MdH: Como treinador do Barcelona, com todos os grandes jogadores que tinha, alguma vez tiveste duvidas sobre o que dizia?
CF: Sempre! Mas duvidar é bom! Sempre tens de te perguntar se estás a fazer o mais correcto, e discuti sempre muito com a minha equipa técnica sobre a necessidade de fazer ou não as coisas. O facto de ter grandes jogadores era uma responsabilidade adicional, porque todos pensam que não se deve falar ou corrigir esses jogadores, mas isso não é verdade, pode-se sempre falar! Eu digo que com uma grande equipa se ganham 75% das partidas, o problema é ganhar os restantes 25%. Ganhar sempre é muito difícil, porque isto é um jogo e intervêm muitos factores que não controlas.
MdH: Ao longo da sua carreira desportiva já treinou equipas de várias categorias, e agora também feminino. Qual foi a experiência que mais o emocionou?

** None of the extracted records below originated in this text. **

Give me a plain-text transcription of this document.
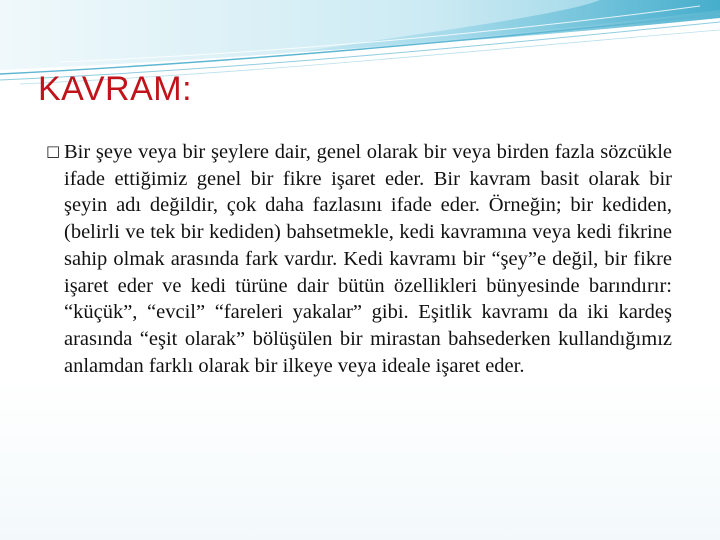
KAVRAM:

□ Bir şeye veya bir şeylere dair, genel olarak bir veya birden fazla sözcükle ifade ettiğimiz genel bir fikre işaret eder. Bir kavram basit olarak bir şeyin adı değildir, çok daha fazlasını ifade eder. Örneğin; bir kediden, (belirli ve tek bir kediden) bahsetmekle, kedi kavramına veya kedi fikrine sahip olmak arasında fark vardır. Kedi kavramı bir “şey”e değil, bir fikre işaret eder ve kedi türüne dair bütün özellikleri bünyesinde barındırır: “küçük”, “evcil” “fareleri yakalar” gibi. Eşitlik kavramı da iki kardeş arasında “eşit olarak” bölüşülen bir mirastan bahsederken kullandığımız anlamdan farklı olarak bir ilkeye veya ideale işaret eder.
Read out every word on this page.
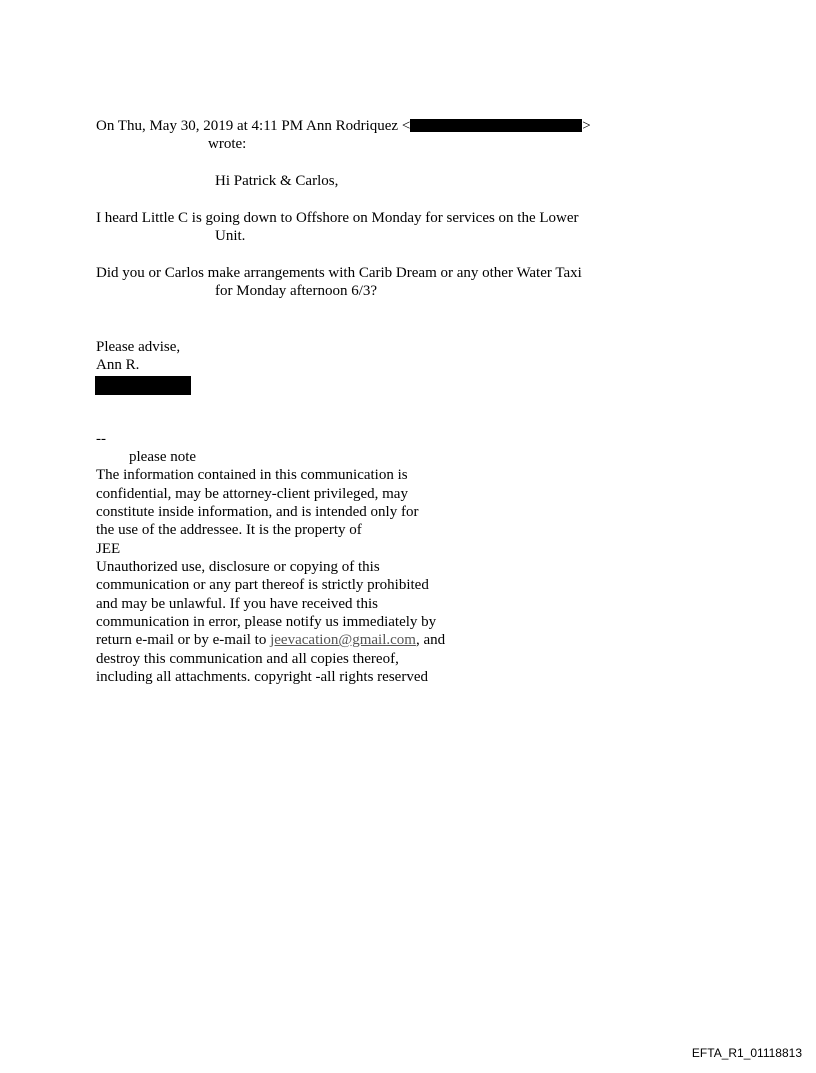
On Thu, May 30, 2019 at 4:11 PM Ann Rodriquez <	>
wrote:
Hi Patrick & Carlos,
I heard Little C is going down to Offshore on Monday for services on the Lower
Unit.
Did you or Carlos make arrangements with Carib Dream or any other Water Taxi
for Monday afternoon 6/3?
Please advise,
Ann R.
--
please note
The information contained in this communication is
confidential, may be attorney-client privileged, may
constitute inside information, and is intended only for
the use of the addressee. It is the property of
JEE
Unauthorized use, disclosure or copying of this
communication or any part thereof is strictly prohibited
and may be unlawful. If you have received this
communication in error, please notify us immediately by
return e-mail or by e-mail to jeevacation@gmail.com, and
destroy this communication and all copies thereof,
including all attachments. copyright -all rights reserved
EFTA_R1_01118813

CF: Como te comentava antes, a experiência deste ano com o desporto feminino foi muito positiva.
Descobri uma parte do hóquei que não tinha visto e isso, numa pessoa como eu, que gosto de hóquei em patins até morrer, é uma novidade!
O hóquei feminino deve ser colocado na posição que merece. As jogadoras tiveram de crescer num mundo onde só tinham olhos para o hóquei em patins masculino, mas lutaram e já chegaram a um nível em que não podem ser ignoradas por muito tempo. A motivação, a ilusão e o nível que têm faz delas merecedoras de uma consideração que não têm neste momento.
Gostei de várias coisas ao nível do hóquei que fazem.
Por momentos, é mais divertido do que o tipo de hóquei dos rapazes: não é tão físico, e a habilidade das jogadoras impunha-se à força física. As jogadoras agradecem-nos mais e demonstram muita vontade de aprender.
Noutro tipo de coisas, têm de melhorar o nível do seu trabalho, porque querem aprender rápido e isso é difícil, porque há que treinar mais.

MdH: Alguma vez pensou em treinar alguma equipa portuguesa, mesmo sabendo das diferenças entre as competições dos dois países?
CF: Gosto de estudar e experimentar tudo o que seja hóquei em patins. Sim, já planeei ir treinar para Portugal ou Itália, mas sempre estive em Espanha.
Também é verdade que tive diversas possibilidades para fazê-lo, mas nunca encontrei o momento ideal.
MdH: Como vês o futuro próximo do hóquei em patins, a nível mundial?
CF: Neste momento, a situação do desporto em geral é muito má, a crise económica afecta todos os desportos, mas mais as modalidades que são na teoria mais pequenos, como é o caso do hóquei em patins.
A realidade é que os nossos dirigentes têm uma responsabilidade dupla, têm que realizar um bom trabalho numas condições que não são as ideais e por outro lado têm de promover este desporto.
Devem usar mais a imaginação.
Durante muitos anos, nós os treinadores, temos reclamado um maior nível de participação no desenvolvimento do jogo.
Este ano, ao fim de muitos anos, puseram em marcha umas novas regras, que foram muito positivas, mas não podemos ficar assim mais vinte anos, devemos continuar a evoluir como fazem outros desportos mais activos. Para quando uma comissão técnica internacional, que regule o jogo e que esteja constantemente a melhorar o jogo?